# I search the story about SSBBW Anita



## mdy73 (Nov 18, 2018)

Dears, 

I try to find story (or stories) about Anita (and her sister, if I remember it well). The Anita was quite active, but she was gaining weight almost to the immobility (she has issue to get to car e.g.)... Even her mom and sister were gaining weight. I believe, that the family was from Norway. 

Thank you in advance for the help...


----------



## agouderia (Nov 19, 2018)

Is this it - from the way-back library?

https://web.archive.org/web/2017051...m:80/Weight_Room/stories/anita_norwegian.html


----------



## mdy73 (Nov 20, 2018)

agouderia said:


> Is this it - from the way-back library?
> 
> https://web.archive.org/web/2017051...m:80/Weight_Room/stories/anita_norwegian.html


Yes, you are right.
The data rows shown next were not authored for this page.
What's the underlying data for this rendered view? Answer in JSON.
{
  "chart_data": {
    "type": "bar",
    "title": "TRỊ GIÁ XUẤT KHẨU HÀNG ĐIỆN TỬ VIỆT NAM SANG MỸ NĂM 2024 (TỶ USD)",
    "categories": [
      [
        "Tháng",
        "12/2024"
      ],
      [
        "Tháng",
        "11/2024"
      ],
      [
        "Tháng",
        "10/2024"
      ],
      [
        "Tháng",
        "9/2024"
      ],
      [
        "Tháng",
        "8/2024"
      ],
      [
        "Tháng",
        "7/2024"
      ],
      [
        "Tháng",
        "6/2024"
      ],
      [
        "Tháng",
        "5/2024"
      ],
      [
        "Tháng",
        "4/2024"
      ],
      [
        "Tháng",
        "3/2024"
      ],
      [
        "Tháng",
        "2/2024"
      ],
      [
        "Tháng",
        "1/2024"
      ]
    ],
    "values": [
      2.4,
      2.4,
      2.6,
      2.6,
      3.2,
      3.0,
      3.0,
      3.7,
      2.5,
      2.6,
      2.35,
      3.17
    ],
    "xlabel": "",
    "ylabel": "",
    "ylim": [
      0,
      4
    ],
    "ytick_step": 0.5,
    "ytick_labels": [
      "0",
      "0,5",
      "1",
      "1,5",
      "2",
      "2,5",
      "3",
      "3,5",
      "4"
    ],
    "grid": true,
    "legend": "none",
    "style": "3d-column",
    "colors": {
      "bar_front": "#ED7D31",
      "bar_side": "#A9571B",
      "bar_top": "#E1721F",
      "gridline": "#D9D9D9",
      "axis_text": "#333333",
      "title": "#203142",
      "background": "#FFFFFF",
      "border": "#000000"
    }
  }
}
I believe, that there was even story about Rebeka, Anita's sister... Hopefully I will find it as well...


----------



## agouderia (Nov 21, 2018)

... and here it is

https://web.archive.org/web/2017061...azine.com:80/Weight_Room/stories/rebecca.html


----------



## mdy73 (Nov 21, 2018)

Thank you! Web archive looks as very interesting resource. I need to try to use it...


----------